Harvard’s Best and Worst Student Clubs


Academics may draw you to a business school, but it’s the clubs that keep you there. Chances are, you won’t develop much of a network from class. You build your relationships in less formal settings. Travel is certainly one. But clubs are easily underrated aspect of business school life.

Here, you can set yourself apart. You can practice leadership and showcase your talents on a stage that sometimes resembles the workplace itself. You can learn from their peers and even rub shoulders with alumni and faculty. Clubs are literally the place where you’ll meet your next business partner (or find your next job).

The challenge, of course, is identifying the clubs that offer the most value for the 10-15 hours that you can devote to them. And that was the impetus behind a survey conducted last spring at the Harvard Business School. Sponsored by The Harbus, clubs were rated on a ten-point scale (“10 being extremely satisfied, and 5 being neutral”) using six dimensions:

  • “Dues (dues are reasonable relative to member benefits)
  • Social (club provides opportunities to socialize with other members)
  • Career (club provides opportunities to pursue career interests)
  • Events (events are reasonably priced given club dues and are well organized)
  • Communication (frequent and clear communication with members)
  • Leadership (club leaders interact with members to gather feedback and organize events effectively)”
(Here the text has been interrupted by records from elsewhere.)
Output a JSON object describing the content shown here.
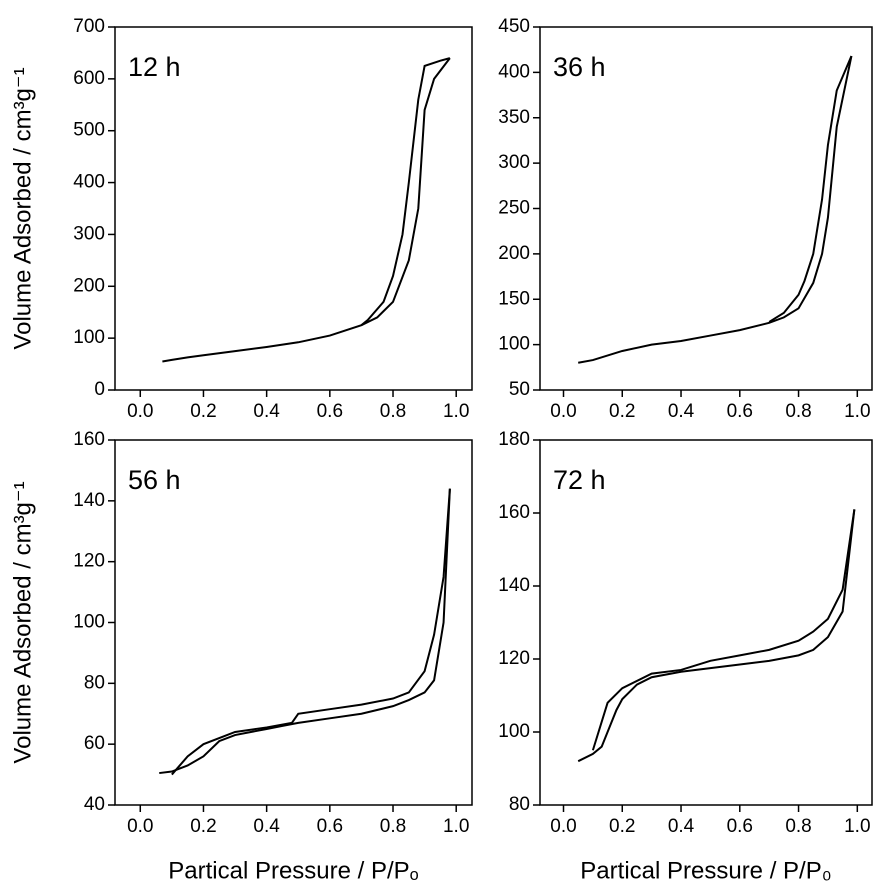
{
  "chart_data": [
    {
      "type": "line",
      "annotation": "12 h",
      "y_label": "Volume Adsorbed / cm³g⁻¹",
      "xlim": [
        -0.08,
        1.05
      ],
      "ylim": [
        0,
        700
      ],
      "xticks": [
        {
          "value": 0,
          "label": "0.0"
        },
        0.2,
        0.4,
        0.6,
        0.8,
        {
          "value": 1,
          "label": "1.0"
        }
      ],
      "yticks": [
        0,
        100,
        200,
        300,
        400,
        500,
        600,
        700
      ],
      "series": [
        {
          "color": "#000000",
          "x": [
            0.07,
            0.1,
            0.15,
            0.2,
            0.3,
            0.4,
            0.5,
            0.6,
            0.7,
            0.75,
            0.8,
            0.85,
            0.88,
            0.9,
            0.93,
            0.98
          ],
          "values": [
            55,
            58,
            63,
            67,
            75,
            83,
            92,
            105,
            125,
            140,
            170,
            250,
            350,
            540,
            600,
            640
          ]
        },
        {
          "color": "#000000",
          "x": [
            0.98,
            0.95,
            0.9,
            0.88,
            0.85,
            0.83,
            0.8,
            0.77,
            0.72,
            0.7
          ],
          "values": [
            640,
            635,
            625,
            560,
            400,
            300,
            220,
            170,
            135,
            125
          ]
        }
      ]
    },
    {
      "type": "line",
      "annotation": "36 h",
      "xlim": [
        -0.08,
        1.05
      ],
      "ylim": [
        50,
        450
      ],
      "xticks": [
        {
          "value": 0,
          "label": "0.0"
        },
        0.2,
        0.4,
        0.6,
        0.8,
        {
          "value": 1,
          "label": "1.0"
        }
      ],
      "yticks": [
        50,
        100,
        150,
        200,
        250,
        300,
        350,
        400,
        450
      ],
      "series": [
        {
          "color": "#000000",
          "x": [
            0.05,
            0.1,
            0.2,
            0.3,
            0.4,
            0.5,
            0.6,
            0.7,
            0.75,
            0.8,
            0.85,
            0.88,
            0.9,
            0.93,
            0.98
          ],
          "values": [
            80,
            83,
            93,
            100,
            104,
            110,
            116,
            124,
            130,
            140,
            168,
            200,
            240,
            340,
            418
          ]
        },
        {
          "color": "#000000",
          "x": [
            0.98,
            0.93,
            0.9,
            0.88,
            0.85,
            0.82,
            0.8,
            0.75,
            0.7
          ],
          "values": [
            418,
            380,
            320,
            260,
            200,
            170,
            155,
            135,
            125
          ]
        }
      ]
    },
    {
      "type": "line",
      "annotation": "56 h",
      "y_label": "Volume Adsorbed / cm³g⁻¹",
      "x_label": "Partical Pressure / P/Pₒ",
      "xlim": [
        -0.08,
        1.05
      ],
      "ylim": [
        40,
        160
      ],
      "xticks": [
        {
          "value": 0,
          "label": "0.0"
        },
        0.2,
        0.4,
        0.6,
        0.8,
        {
          "value": 1,
          "label": "1.0"
        }
      ],
      "yticks": [
        40,
        60,
        80,
        100,
        120,
        140,
        160
      ],
      "series": [
        {
          "color": "#000000",
          "x": [
            0.06,
            0.1,
            0.15,
            0.2,
            0.25,
            0.3,
            0.4,
            0.45,
            0.5,
            0.6,
            0.7,
            0.8,
            0.85,
            0.9,
            0.93,
            0.96,
            0.98
          ],
          "values": [
            50.5,
            51,
            53,
            56,
            61,
            63,
            65,
            66,
            67,
            68.5,
            70,
            72.5,
            74.5,
            77,
            81,
            100,
            144
          ]
        },
        {
          "color": "#000000",
          "x": [
            0.98,
            0.96,
            0.93,
            0.9,
            0.85,
            0.8,
            0.7,
            0.6,
            0.5,
            0.48,
            0.4,
            0.3,
            0.25,
            0.2,
            0.15,
            0.1
          ],
          "values": [
            144,
            115,
            96,
            84,
            77,
            75,
            73,
            71.5,
            70,
            67,
            65.5,
            64,
            62,
            60,
            56,
            50
          ]
        }
      ]
    },
    {
      "type": "line",
      "annotation": "72 h",
      "x_label": "Partical Pressure / P/P₀",
      "xlim": [
        -0.08,
        1.05
      ],
      "ylim": [
        80,
        180
      ],
      "xticks": [
        {
          "value": 0,
          "label": "0.0"
        },
        0.2,
        0.4,
        0.6,
        0.8,
        {
          "value": 1,
          "label": "1.0"
        }
      ],
      "yticks": [
        80,
        100,
        120,
        140,
        160,
        180
      ],
      "series": [
        {
          "color": "#000000",
          "x": [
            0.05,
            0.1,
            0.13,
            0.15,
            0.18,
            0.2,
            0.25,
            0.3,
            0.4,
            0.5,
            0.6,
            0.7,
            0.8,
            0.85,
            0.9,
            0.95,
            0.99
          ],
          "values": [
            92,
            94,
            96,
            100,
            106,
            109,
            113,
            115,
            116.5,
            117.5,
            118.5,
            119.5,
            121,
            122.5,
            126,
            133,
            161
          ]
        },
        {
          "color": "#000000",
          "x": [
            0.99,
            0.95,
            0.9,
            0.85,
            0.8,
            0.7,
            0.6,
            0.5,
            0.4,
            0.3,
            0.2,
            0.15,
            0.1
          ],
          "values": [
            161,
            139,
            131,
            127.5,
            125,
            122.5,
            121,
            119.5,
            117,
            116,
            112,
            108,
            95
          ]
        }
      ]
    }
  ]
}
In the end, The Harbus collected 196 responses – roughly 10% of the class – covering 54 of the school’s 70 clubs.

So which club scored the highest? That would be the General Management & Operations Club, with an 8.3 score overall. However, the club includes certain drawbacks according to one respondent. “This club is very big and I didn’t feel like I got to know many people in it. It is helpful for job posting awareness but I will likely not join it next year.”
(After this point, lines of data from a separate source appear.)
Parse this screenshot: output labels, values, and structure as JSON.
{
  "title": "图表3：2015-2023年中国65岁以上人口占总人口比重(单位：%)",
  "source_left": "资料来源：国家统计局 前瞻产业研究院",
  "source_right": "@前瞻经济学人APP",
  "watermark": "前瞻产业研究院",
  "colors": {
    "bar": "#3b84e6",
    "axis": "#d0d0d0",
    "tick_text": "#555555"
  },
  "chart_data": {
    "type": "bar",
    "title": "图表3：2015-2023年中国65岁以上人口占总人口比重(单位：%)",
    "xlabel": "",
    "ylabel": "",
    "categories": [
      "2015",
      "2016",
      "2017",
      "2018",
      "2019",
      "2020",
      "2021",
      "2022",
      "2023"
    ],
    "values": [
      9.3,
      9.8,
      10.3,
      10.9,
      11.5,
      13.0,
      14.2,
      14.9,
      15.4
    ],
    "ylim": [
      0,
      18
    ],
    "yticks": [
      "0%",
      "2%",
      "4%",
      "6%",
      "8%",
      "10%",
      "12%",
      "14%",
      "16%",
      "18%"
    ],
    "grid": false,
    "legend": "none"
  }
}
Ironically, the lowest-rated club also came with the highest sample size (25 respondents). Earning a 5.2 overall, The Harbus added that the score represented “clashing extremes,” including high scores on social and communication and low scores for dues, career, events and leadership. “Way too expensive, given how much all the events cost afterward,” noted one respondent. “I decided not to renew my membership because I wasn’t getting enough out of this club.”

Another notable was The Women’s Student Association, which earned a 7.6 mark. According to The Harbus, the club scored high in “dues, events and communication,” but missed the mark when it came to “social and leadership.” Cumulatively, Harvard clubs averaged a 6.8 score. The Harbus added that “Communication” (7.4) was the highest rated category overall among the clubs.